Friday, Feb. 09, 1968
Kama Sutra in Slow Motion
THE DANCE
Six years ago, Brooklyn-born Dancer Barbara Weisberger started a small ballet school in an old studio in Philadelphia. Funds at first were scarce; she and her two teaching colleagues paid themselves $20 a month, and at least once the landlord locked them out for nonpayment of rent. Thanks to some timely help from the Ford Foundation, the school grew into the Pennsylvania Ballet. Judging by its performances at Manhattan's City Center last week, it is one of the most promising of the new U.S. dance companies.

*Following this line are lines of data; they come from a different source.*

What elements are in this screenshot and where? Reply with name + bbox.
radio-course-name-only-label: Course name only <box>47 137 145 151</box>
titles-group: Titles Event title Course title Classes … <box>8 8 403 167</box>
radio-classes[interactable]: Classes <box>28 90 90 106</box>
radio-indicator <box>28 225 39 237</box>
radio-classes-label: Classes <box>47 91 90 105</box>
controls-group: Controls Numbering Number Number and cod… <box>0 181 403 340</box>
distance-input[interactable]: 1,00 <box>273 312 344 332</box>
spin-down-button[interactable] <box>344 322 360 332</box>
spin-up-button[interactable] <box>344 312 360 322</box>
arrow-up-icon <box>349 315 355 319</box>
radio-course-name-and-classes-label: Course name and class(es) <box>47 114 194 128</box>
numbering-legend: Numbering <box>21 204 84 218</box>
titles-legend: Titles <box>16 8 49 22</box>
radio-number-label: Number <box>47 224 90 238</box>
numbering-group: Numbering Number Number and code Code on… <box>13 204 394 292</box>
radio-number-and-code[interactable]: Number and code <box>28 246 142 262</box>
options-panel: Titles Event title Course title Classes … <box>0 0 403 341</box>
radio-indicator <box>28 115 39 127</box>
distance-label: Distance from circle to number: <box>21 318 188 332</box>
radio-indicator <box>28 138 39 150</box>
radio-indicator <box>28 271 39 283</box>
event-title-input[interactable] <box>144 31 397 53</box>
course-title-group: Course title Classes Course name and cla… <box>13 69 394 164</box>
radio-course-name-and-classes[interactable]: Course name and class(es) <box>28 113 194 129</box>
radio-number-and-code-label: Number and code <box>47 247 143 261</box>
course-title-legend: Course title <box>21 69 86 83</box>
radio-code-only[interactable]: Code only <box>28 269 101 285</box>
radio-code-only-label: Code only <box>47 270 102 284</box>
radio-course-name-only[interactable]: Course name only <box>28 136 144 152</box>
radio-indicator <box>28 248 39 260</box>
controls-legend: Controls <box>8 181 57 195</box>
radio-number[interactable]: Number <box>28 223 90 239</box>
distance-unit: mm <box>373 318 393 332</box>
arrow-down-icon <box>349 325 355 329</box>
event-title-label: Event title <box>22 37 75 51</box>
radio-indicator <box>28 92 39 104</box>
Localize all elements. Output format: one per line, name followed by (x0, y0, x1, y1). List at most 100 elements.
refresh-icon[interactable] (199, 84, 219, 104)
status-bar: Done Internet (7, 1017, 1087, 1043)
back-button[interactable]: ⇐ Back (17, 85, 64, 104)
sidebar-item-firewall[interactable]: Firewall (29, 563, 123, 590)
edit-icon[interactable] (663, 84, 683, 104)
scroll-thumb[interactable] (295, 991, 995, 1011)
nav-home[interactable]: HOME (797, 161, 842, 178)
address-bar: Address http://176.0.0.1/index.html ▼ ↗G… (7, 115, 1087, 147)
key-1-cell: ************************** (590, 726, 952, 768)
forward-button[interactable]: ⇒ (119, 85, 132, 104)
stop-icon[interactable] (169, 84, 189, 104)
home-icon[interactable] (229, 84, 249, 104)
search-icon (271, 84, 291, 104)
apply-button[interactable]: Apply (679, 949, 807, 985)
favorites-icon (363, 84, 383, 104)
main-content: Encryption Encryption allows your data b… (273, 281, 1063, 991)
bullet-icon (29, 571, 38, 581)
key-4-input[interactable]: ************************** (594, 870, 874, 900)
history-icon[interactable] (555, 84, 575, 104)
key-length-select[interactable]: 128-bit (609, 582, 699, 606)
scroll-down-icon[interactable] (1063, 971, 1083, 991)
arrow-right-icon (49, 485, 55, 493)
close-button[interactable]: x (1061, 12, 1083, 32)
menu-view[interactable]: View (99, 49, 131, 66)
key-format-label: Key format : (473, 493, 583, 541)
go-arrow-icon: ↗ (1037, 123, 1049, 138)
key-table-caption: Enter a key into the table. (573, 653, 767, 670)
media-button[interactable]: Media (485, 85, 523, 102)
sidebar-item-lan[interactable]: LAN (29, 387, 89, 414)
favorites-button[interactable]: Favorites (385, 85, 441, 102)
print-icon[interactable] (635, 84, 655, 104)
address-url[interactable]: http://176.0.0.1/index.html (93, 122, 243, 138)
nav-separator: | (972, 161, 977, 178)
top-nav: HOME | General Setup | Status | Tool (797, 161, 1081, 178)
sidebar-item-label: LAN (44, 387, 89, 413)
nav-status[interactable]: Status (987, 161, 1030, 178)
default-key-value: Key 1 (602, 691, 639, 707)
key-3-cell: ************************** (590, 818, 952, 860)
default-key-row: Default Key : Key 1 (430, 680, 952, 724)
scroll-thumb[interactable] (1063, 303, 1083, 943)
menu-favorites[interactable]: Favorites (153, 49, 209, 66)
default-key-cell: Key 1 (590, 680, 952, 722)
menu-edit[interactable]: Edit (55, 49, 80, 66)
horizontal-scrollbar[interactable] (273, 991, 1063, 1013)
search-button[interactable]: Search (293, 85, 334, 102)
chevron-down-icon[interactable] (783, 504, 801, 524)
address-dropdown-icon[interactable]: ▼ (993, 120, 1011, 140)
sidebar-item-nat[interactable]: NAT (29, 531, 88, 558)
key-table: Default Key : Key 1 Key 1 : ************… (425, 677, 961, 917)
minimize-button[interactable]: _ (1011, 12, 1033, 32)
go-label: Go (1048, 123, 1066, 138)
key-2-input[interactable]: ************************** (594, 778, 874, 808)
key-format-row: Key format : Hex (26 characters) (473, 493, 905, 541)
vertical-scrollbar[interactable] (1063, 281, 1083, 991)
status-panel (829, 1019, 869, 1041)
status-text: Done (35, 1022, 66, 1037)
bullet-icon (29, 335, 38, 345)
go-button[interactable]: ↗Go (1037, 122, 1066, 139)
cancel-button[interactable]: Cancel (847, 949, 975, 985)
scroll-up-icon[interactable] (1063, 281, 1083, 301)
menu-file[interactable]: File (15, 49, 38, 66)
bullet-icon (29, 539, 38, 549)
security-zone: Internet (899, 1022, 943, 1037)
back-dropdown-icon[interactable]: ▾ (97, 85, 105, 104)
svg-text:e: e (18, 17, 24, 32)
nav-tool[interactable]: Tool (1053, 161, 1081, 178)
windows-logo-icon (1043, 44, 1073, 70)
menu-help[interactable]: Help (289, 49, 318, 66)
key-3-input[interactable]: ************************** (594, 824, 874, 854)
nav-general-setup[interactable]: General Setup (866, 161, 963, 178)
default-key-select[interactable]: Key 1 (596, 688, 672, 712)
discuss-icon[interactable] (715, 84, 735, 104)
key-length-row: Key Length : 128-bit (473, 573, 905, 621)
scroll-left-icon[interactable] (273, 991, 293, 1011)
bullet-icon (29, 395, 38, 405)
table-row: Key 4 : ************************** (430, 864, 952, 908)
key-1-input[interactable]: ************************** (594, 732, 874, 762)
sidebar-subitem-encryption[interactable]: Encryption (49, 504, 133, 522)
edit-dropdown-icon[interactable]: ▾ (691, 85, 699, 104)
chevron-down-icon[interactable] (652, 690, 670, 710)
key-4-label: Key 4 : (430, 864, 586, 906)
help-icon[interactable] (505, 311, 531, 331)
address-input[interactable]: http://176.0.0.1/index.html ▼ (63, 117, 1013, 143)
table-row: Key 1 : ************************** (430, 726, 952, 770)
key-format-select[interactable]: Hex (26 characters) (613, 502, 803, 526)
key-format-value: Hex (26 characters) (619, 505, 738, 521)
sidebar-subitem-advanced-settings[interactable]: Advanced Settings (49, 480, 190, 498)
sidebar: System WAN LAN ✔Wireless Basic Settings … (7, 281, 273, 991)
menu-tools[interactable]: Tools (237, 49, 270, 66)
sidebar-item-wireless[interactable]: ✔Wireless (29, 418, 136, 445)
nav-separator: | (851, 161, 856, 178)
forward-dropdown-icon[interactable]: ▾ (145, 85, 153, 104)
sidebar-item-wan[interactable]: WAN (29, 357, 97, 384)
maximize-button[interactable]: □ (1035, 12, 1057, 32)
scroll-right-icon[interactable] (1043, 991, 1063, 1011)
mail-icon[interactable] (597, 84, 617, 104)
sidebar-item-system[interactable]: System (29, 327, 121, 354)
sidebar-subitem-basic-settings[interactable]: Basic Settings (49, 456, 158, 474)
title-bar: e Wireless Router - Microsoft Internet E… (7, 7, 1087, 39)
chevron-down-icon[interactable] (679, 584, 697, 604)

Composed of 33 leggy young women and lithe young men (average age: 22), the Pennsylvania company is not yet long on polish but makes up for it with a springlike exuberance and clear delight in dancing. Since Barbara Weisberger is a former pupil of George Balanchine's, it was no surprise that her company bore a stylistic resemblance to the New York City Ballet; the Pennsylvania's repertory includes six stagings of Balanchine-created ballets.
On opening night, the Pennsylvanians dared a world premiere--and a difficult one it was. Ceremony, by protean choreographer John Butler, a Martha Graham disciple, is cast in the new mold of dehumanized abstraction that Balanchine recently demonstrated in Metastaseis & Pithoprakta (TIME, Jan. 26). The score for Ceremony, by Polish avant-garde Composer Krzysztof Penderecki, is an aggressive compendium of cacophonies--growlings, twitterings, bongs and clashes, punctuated by police whistles and sirens.
As in Metastaseis, leotard-clad dancers writhe, roll and wrestle around a bare stage against a stark background. But where the Balanchine ballet suggested the physics lab, the permutations of Ceremony smacked of the Kama Sutra in slow motion, as the dancers' bodies were juxtaposed in a complex series of stately tableaux. The maneuvers, however, were less sensual than static--and, accompanied as they were by a chilling, unromantic score, seemed as moving as a set of judo diagrams.